Tuesday, August 08, 2006

Hill noise

It was when I awoke early Tuesday morning that I first became aware of their calling. It was still dark outside, and the tired grey colour of the sky seeped in through the blinds. I couldn't sleep. My mind was sharp and lucid, as if I'd lain there awake the entire night. It was not that my head was filled with worrisome thoughts or some pressing topic. I was simply awake and very aware. What confounded me more so was my lack of frustration with being conscious at such an hour, even though the reality that I would soon have to rise for work was clearly apparent. After lying there for a few moments, my attention was arrested by an extremely quiet but vital sound. At first I thought it came from within, as though an inner awareness had arisen of some deep biological rhythm echoing through the canals of my body. However by placing my hands over my ears I could cause the sound to cease, and from this I surmised that the walls of my apartment had colluded with the source of the sound to foist upon me a devilish hoax. I swung my legs out of bed and sat up. Still the sound was there, almost imperceptible but nonetheless intrinsic to my bewitchment. It was a low tone, so low that it seemed to be a corrugation of sounds vibrating at a slow but continuous rate.
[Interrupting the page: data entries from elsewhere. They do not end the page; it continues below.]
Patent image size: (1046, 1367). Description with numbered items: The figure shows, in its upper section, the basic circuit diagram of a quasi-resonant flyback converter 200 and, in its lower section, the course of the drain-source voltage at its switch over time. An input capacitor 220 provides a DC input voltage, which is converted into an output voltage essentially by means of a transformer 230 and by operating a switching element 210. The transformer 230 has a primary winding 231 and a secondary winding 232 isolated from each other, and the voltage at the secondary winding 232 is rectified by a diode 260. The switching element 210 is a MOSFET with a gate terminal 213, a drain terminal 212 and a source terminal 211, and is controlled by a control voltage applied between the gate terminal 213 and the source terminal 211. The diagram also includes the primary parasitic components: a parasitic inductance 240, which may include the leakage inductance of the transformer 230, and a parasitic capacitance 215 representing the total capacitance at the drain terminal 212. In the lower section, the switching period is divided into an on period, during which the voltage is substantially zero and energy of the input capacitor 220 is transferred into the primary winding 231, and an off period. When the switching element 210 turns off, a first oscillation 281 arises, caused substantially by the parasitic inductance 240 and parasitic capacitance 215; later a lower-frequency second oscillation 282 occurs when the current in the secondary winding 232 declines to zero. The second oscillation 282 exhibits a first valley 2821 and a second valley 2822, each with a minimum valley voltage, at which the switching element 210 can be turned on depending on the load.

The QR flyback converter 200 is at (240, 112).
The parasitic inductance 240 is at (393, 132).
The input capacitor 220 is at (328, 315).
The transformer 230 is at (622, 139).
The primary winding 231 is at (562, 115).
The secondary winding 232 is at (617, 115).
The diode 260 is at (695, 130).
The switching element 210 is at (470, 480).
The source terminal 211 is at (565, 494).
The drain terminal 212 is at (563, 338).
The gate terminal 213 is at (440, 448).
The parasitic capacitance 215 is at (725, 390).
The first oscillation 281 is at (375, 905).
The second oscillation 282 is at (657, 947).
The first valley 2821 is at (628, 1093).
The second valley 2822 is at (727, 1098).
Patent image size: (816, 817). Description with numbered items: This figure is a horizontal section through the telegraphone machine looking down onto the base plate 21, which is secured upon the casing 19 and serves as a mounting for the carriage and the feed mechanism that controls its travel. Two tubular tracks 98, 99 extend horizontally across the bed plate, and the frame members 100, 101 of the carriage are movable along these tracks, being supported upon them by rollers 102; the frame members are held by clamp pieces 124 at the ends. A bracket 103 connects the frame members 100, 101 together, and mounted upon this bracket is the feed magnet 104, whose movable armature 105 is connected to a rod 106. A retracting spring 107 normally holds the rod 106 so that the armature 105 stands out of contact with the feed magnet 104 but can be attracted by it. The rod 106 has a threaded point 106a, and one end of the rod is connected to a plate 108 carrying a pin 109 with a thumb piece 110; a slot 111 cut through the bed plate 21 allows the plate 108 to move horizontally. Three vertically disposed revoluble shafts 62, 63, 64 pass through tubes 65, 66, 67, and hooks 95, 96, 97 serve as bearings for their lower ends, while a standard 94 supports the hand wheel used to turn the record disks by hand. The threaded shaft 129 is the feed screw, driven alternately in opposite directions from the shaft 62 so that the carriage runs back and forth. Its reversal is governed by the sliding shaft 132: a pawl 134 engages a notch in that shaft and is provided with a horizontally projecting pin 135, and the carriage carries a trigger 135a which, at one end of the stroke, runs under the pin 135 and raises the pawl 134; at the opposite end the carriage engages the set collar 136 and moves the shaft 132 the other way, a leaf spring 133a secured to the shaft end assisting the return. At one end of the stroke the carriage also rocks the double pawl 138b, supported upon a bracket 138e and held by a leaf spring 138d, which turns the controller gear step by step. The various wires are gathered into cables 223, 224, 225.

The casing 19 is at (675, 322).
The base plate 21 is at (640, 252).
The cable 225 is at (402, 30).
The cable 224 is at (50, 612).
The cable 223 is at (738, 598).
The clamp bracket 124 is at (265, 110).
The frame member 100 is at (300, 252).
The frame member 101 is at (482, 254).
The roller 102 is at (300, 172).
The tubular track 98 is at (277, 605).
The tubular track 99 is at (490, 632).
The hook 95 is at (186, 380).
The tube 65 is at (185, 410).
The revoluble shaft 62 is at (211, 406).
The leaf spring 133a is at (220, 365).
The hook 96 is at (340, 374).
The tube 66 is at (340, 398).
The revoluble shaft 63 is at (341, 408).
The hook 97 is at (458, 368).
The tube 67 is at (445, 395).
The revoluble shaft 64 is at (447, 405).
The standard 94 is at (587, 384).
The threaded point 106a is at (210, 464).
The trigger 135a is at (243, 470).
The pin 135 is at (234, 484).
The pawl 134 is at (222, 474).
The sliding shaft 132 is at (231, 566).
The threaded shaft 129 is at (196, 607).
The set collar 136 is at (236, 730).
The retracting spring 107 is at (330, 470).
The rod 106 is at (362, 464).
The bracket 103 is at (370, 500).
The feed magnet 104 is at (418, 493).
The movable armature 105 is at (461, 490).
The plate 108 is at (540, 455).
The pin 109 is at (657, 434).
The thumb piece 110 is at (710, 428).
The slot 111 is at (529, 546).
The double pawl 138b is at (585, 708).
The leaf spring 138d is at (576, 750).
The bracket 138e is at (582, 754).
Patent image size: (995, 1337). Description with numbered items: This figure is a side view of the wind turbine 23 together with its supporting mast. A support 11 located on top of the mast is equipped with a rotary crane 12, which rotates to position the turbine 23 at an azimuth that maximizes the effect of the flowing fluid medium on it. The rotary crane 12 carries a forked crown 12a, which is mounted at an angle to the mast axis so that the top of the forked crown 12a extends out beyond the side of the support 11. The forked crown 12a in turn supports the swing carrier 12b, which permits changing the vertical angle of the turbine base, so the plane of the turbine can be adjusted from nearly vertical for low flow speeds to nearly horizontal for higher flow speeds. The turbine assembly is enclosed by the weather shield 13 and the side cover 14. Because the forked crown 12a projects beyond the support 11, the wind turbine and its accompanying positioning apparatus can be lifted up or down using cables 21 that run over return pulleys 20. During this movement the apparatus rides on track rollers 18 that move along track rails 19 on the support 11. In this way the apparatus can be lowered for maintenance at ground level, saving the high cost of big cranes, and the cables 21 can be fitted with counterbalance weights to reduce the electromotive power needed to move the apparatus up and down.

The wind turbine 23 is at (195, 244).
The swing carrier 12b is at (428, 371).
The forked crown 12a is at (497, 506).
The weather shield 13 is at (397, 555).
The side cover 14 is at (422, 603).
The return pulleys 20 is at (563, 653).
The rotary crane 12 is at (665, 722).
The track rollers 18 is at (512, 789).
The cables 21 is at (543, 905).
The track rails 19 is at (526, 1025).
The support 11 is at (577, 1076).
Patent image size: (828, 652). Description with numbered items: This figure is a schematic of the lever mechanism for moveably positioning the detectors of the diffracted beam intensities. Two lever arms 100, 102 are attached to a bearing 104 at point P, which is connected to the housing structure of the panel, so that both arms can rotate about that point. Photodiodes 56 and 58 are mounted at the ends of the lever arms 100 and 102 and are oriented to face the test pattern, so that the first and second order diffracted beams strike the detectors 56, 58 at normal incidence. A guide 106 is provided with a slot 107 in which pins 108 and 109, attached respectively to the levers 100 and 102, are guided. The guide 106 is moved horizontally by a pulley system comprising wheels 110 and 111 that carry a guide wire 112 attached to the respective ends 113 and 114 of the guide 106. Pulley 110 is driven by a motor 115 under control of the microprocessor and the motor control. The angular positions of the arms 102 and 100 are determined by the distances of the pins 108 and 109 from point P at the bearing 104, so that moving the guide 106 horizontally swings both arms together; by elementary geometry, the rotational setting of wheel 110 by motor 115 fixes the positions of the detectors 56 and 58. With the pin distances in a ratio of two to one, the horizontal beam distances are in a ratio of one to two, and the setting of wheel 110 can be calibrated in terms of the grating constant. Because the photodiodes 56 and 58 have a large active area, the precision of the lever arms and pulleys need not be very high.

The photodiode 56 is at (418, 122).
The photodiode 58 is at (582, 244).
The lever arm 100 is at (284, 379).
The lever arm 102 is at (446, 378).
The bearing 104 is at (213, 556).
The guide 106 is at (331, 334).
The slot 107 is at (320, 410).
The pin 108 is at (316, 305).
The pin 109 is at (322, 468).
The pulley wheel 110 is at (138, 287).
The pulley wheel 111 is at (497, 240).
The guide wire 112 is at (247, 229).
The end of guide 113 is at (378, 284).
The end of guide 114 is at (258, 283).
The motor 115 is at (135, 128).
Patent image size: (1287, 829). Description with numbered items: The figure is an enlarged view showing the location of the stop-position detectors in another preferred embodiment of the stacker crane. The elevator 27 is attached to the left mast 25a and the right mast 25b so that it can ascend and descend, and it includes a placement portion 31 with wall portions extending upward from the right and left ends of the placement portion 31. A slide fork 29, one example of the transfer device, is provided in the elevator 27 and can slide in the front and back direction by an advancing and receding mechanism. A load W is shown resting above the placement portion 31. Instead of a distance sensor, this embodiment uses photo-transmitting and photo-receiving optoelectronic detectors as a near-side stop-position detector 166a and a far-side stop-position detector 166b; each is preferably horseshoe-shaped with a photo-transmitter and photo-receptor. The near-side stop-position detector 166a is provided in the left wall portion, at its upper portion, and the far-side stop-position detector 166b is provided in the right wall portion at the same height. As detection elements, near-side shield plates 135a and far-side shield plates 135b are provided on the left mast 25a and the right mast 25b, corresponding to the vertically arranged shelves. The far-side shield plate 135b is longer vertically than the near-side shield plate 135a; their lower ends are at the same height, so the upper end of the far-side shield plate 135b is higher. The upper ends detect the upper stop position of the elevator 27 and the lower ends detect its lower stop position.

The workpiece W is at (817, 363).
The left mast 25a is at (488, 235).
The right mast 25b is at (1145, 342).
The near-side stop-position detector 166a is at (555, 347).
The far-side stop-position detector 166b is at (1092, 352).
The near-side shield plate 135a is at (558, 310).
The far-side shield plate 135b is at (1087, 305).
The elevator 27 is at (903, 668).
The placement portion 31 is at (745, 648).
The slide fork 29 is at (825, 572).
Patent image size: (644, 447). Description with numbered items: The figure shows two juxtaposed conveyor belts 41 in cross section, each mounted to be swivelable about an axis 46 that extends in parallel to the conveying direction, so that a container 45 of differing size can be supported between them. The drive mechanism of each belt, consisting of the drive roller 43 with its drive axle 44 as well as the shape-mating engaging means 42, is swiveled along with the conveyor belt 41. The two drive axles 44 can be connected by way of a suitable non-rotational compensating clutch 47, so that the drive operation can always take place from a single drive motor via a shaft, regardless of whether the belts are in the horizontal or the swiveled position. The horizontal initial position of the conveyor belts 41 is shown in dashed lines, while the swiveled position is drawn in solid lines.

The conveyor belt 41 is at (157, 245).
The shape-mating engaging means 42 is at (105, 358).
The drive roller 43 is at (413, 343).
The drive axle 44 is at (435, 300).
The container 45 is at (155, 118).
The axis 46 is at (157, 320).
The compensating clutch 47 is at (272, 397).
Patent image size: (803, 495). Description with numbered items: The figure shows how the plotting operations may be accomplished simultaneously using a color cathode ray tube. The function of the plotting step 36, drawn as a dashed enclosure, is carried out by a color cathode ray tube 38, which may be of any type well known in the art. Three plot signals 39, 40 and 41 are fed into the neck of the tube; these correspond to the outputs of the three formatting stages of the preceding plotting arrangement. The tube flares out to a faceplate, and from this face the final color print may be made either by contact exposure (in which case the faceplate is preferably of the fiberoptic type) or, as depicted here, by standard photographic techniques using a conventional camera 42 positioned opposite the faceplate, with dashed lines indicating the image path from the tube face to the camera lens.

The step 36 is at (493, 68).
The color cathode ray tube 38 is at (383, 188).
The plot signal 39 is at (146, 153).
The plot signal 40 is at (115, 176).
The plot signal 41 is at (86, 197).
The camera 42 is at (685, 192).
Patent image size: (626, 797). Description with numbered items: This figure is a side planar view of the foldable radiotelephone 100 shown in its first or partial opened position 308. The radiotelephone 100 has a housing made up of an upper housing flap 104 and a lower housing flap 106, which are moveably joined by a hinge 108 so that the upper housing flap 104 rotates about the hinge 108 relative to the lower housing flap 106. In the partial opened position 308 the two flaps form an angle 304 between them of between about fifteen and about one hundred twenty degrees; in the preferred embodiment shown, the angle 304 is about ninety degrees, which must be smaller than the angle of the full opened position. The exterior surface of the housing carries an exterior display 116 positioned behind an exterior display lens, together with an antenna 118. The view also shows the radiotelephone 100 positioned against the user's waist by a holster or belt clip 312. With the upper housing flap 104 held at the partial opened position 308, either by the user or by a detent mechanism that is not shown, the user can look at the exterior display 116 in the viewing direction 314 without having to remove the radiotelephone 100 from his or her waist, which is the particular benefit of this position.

The curious effect seemed to travel from the lounge, along the hallway and through the open door of my bedroom. Intrigued, I got up and walked to the door. The hallway was bathed in the same grey light, and I realised I'd forgotten to draw the curtains in the lounge before retiring to bed. So in a timid but adequate illumination, I moved across the hall and into the front room of the house, half expectant (through my absent-mindedness the previous evening) to find the television set still on and the screen emanating an impermeable landscape of snow and that strange low tone in flickering rhythm. But the TV was off. I looked to the four corners of the room, to the dead hi-fi, to the electrical sockets and the lights. Everything was still, inactive. Only until I caught the view out of the window did my roving eyes rest. I took two steps closer to the glass and looked above the houses and heard it, no – saw it – so clearly, as if my whole being was at once fixated by an almost visual sensation. Beyond the blackened pavement streets and below the flannel sky, the hills called out audibly in the empty night.